Senate healthcare vote delayed after John McCain has blood clot removed

John McCain - AP
John McCain - AP

Republican leaders are delaying a vote on their troubled plans to overhaul America’s healthcare while John McCain, a senior Senator, recovers at home from surgery leaving them short of a majority.

It is the latest setback to efforts to repeal and replace Obamacare after years of promises.

Republicans were struggling to build a majority for their legislation in the Senate, which they hold by 52 seats to 48, even before Mr McCain’s office announced on Saturday that he had undergone surgery to remove a blood clot from above his left eye.

His week-long absence to recuperate prompted Mitch McConnell, Republican leader in the Senate, to immediately announce a delay on a vote that had been expected this week.

"While John is recovering, the Senate will continue our work on legislative items and nominations, and will defer consideration of the Better Care Act," he said, without offering a new date for the vote.

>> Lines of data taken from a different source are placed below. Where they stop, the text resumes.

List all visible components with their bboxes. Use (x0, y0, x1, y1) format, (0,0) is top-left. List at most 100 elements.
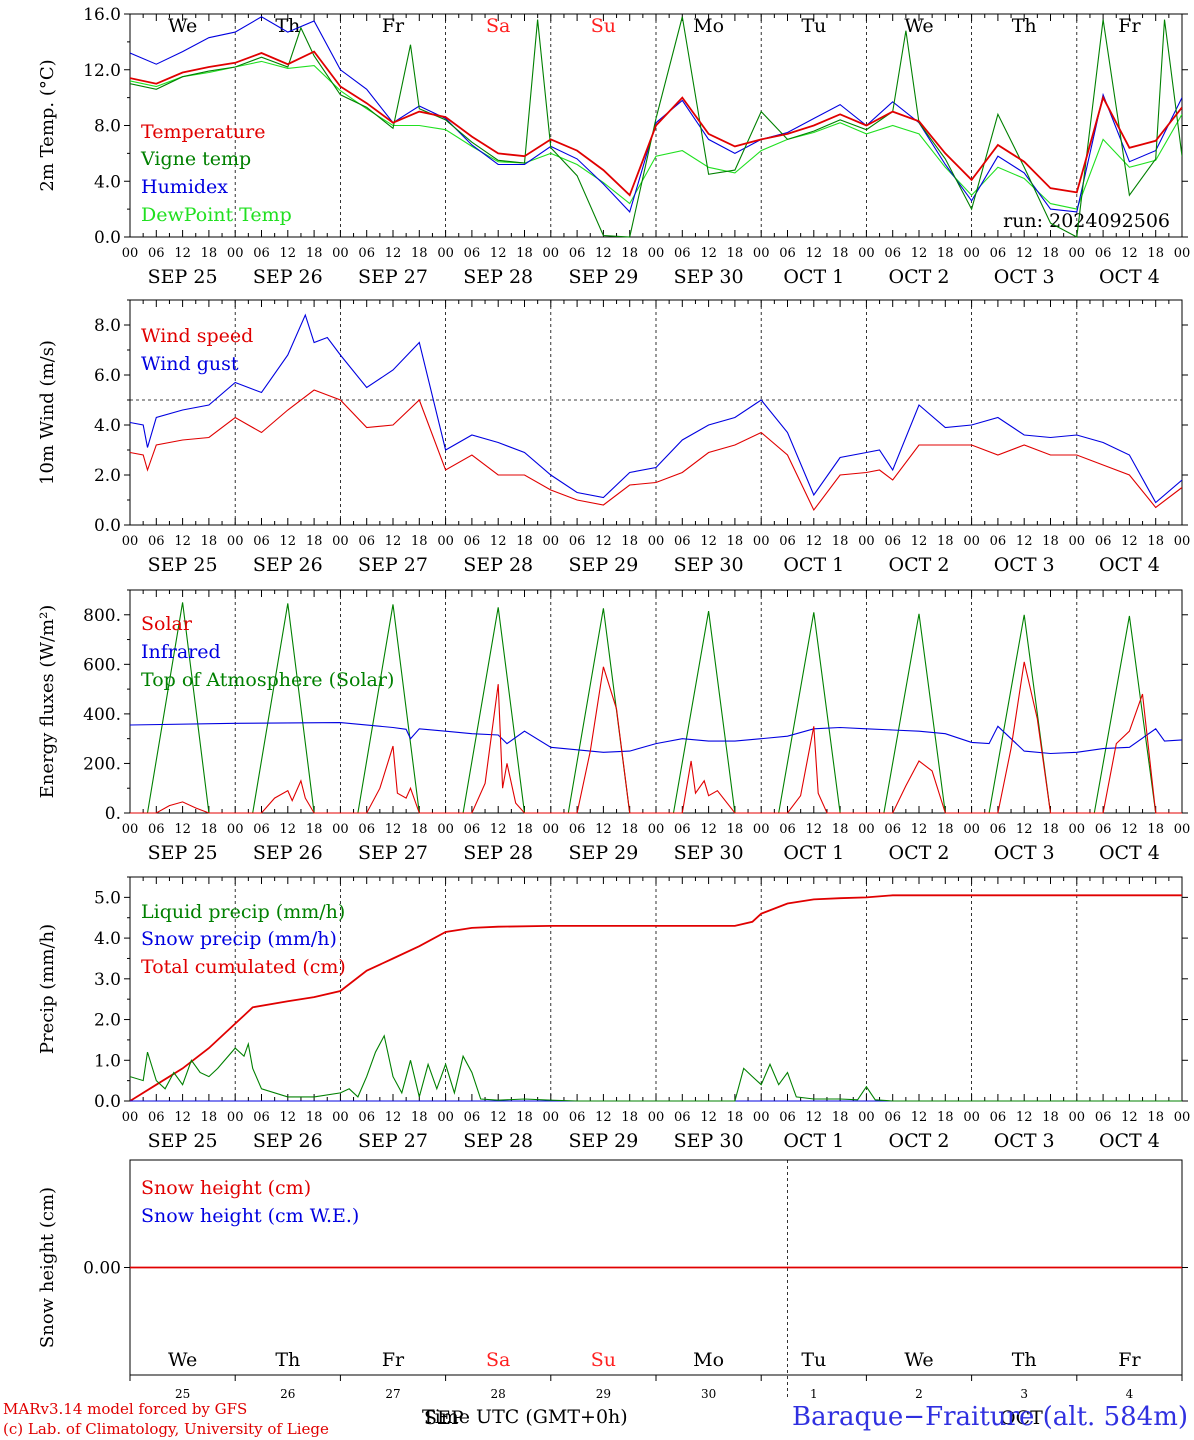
hour-tick-label: 00 (648, 246, 665, 261)
y-tick-label: 400. (83, 705, 121, 725)
series-line-vigne-temp (130, 16, 1182, 238)
hour-tick-label: 18 (937, 534, 954, 549)
weekday-label: Su (591, 15, 616, 37)
hour-tick-label: 06 (148, 822, 165, 837)
y-tick-label: 200. (83, 754, 121, 774)
date-label: OCT 3 (994, 842, 1055, 864)
hour-tick-label: 12 (280, 822, 297, 837)
y-axis-title: Precip (mm/h) (37, 924, 58, 1054)
hour-tick-label: 00 (648, 822, 665, 837)
date-label: SEP 27 (358, 842, 428, 864)
date-label: SEP 28 (463, 842, 533, 864)
hour-tick-label: 00 (437, 1110, 454, 1125)
hour-tick-label: 06 (779, 246, 796, 261)
run-label: run: 2024092506 (1003, 210, 1170, 232)
hour-tick-label: 00 (437, 534, 454, 549)
hour-tick-label: 06 (253, 1110, 270, 1125)
weekday-label: We (168, 15, 197, 37)
panel-1: 0.0 4.0 8.0 12.0 16.0 2m Temp. (°C) 00 06 12 18 00… (37, 5, 1190, 288)
hour-tick-label: 06 (464, 1110, 481, 1125)
hour-tick-label: 00 (1174, 246, 1191, 261)
hour-tick-label: 06 (884, 1110, 901, 1125)
hour-tick-label: 12 (1016, 822, 1033, 837)
hour-tick-label: 06 (674, 534, 691, 549)
hour-tick-label: 12 (174, 246, 191, 261)
date-label: OCT 1 (783, 1130, 844, 1152)
date-label: SEP 25 (148, 266, 218, 288)
hour-tick-label: 18 (621, 822, 638, 837)
hour-tick-label: 18 (201, 1110, 218, 1125)
model-credit: MARv3.14 model forced by GFS (3, 1400, 248, 1418)
legend-entry: Humidex (141, 176, 228, 198)
hour-tick-label: 12 (490, 1110, 507, 1125)
hour-tick-label: 12 (806, 1110, 823, 1125)
hour-tick-label: 00 (437, 822, 454, 837)
hour-tick-label: 18 (516, 822, 533, 837)
legend-entry: Snow height (cm) (141, 1177, 311, 1199)
hour-tick-label: 00 (122, 822, 139, 837)
hour-tick-label: 12 (490, 822, 507, 837)
legend-entry: DewPoint Temp (141, 204, 292, 226)
hour-tick-label: 18 (306, 822, 323, 837)
hour-tick-label: 18 (727, 1110, 744, 1125)
weekday-label: Fr (1118, 1349, 1141, 1371)
hour-tick-label: 18 (306, 246, 323, 261)
hour-tick-label: 00 (122, 534, 139, 549)
panel-3: 0. 200. 400. 600. 800. Energy fluxes (W/m²) 00… (37, 589, 1190, 864)
hour-tick-label: 12 (385, 1110, 402, 1125)
hour-tick-label: 06 (884, 246, 901, 261)
date-label: OCT 4 (1099, 1130, 1160, 1152)
y-axis-title: Snow height (cm) (37, 1187, 58, 1348)
hour-tick-label: 00 (858, 1110, 875, 1125)
date-label: OCT 2 (889, 266, 950, 288)
legend-entry: Total cumulated (cm) (141, 956, 346, 978)
hour-tick-label: 00 (1174, 1110, 1191, 1125)
hour-tick-label: 06 (148, 534, 165, 549)
hour-tick-label: 12 (806, 246, 823, 261)
hour-tick-label: 12 (911, 822, 928, 837)
weekday-label: Mo (693, 15, 724, 37)
hour-tick-label: 00 (543, 822, 560, 837)
hour-tick-label: 18 (1042, 1110, 1059, 1125)
date-label: SEP 30 (674, 842, 744, 864)
series-line-temperature (130, 50, 1182, 197)
hour-tick-label: 06 (253, 822, 270, 837)
date-label: SEP 26 (253, 842, 323, 864)
weekday-label: Th (1012, 15, 1037, 37)
hour-tick-label: 18 (727, 246, 744, 261)
date-label: SEP 29 (568, 554, 638, 576)
y-tick-label: 6.0 (94, 366, 121, 386)
hour-tick-label: 00 (858, 246, 875, 261)
date-label: OCT 4 (1099, 266, 1160, 288)
hour-tick-label: 06 (358, 1110, 375, 1125)
day-number-label: 4 (1126, 1387, 1134, 1401)
hour-tick-label: 00 (648, 534, 665, 549)
legend-entry: Temperature (141, 121, 265, 143)
date-label: SEP 27 (358, 266, 428, 288)
hour-tick-label: 18 (411, 534, 428, 549)
y-tick-label: 16.0 (83, 5, 121, 25)
y-tick-label: 4.0 (94, 416, 121, 436)
legend-entry: Wind gust (141, 353, 239, 375)
hour-tick-label: 06 (358, 246, 375, 261)
hour-tick-label: 00 (227, 246, 244, 261)
weekday-label: We (168, 1349, 197, 1371)
hour-tick-label: 00 (543, 246, 560, 261)
hour-tick-label: 18 (621, 246, 638, 261)
legend-entry: Snow precip (mm/h) (141, 928, 337, 950)
hour-tick-label: 12 (174, 1110, 191, 1125)
y-axis-title: Energy fluxes (W/m²) (37, 605, 58, 799)
hour-tick-label: 00 (1174, 534, 1191, 549)
hour-tick-label: 18 (1042, 246, 1059, 261)
hour-tick-label: 12 (700, 822, 717, 837)
y-tick-label: 800. (83, 606, 121, 626)
weekday-label: Tu (801, 1349, 826, 1371)
hour-tick-label: 18 (411, 822, 428, 837)
hour-tick-label: 00 (1069, 1110, 1086, 1125)
day-number-label: 1 (810, 1387, 818, 1401)
date-label: OCT 3 (994, 266, 1055, 288)
series-line-wind-gust (130, 313, 1182, 504)
hour-tick-label: 00 (543, 534, 560, 549)
date-label: OCT 2 (889, 1130, 950, 1152)
hour-tick-label: 18 (201, 822, 218, 837)
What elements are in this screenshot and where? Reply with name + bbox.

The pause will only heap more pressure on Senators, who face anger from constituents who fear losing health cover under a plan that rolls back Barack Obama’s expansion of the Medicaid programme to pay for the poor and disabled. Analysis of an earlier version suggested more than 20 million Americans could lose their coverage in the next decade.

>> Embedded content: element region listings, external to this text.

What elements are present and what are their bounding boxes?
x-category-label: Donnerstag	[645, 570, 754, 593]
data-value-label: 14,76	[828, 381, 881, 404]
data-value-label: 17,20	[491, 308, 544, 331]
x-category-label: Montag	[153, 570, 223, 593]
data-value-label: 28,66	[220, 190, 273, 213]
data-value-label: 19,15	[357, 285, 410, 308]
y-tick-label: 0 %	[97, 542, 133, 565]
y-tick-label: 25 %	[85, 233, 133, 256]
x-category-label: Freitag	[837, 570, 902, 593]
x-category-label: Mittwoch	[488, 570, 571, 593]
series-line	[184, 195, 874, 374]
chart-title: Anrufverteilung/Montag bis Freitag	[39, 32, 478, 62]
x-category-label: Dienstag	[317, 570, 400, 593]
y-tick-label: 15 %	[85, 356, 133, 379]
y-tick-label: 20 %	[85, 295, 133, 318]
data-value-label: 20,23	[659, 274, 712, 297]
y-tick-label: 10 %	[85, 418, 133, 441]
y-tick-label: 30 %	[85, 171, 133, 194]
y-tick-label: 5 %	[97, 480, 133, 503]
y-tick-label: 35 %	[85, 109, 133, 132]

Donald Trump made repealing Obamacare central to his election campaign and has told Republican leaders that he is ready and waiting to sign legislation.

But even before the latest delay two Republican Senators said they would vote against the plan and six more said they had reservations.

Doctors at the Mayo Clinic Hospital in Phoenix said Mr McCain, 80, had a “minimally invasive” operation to remove a two-inch clot which went “very well”.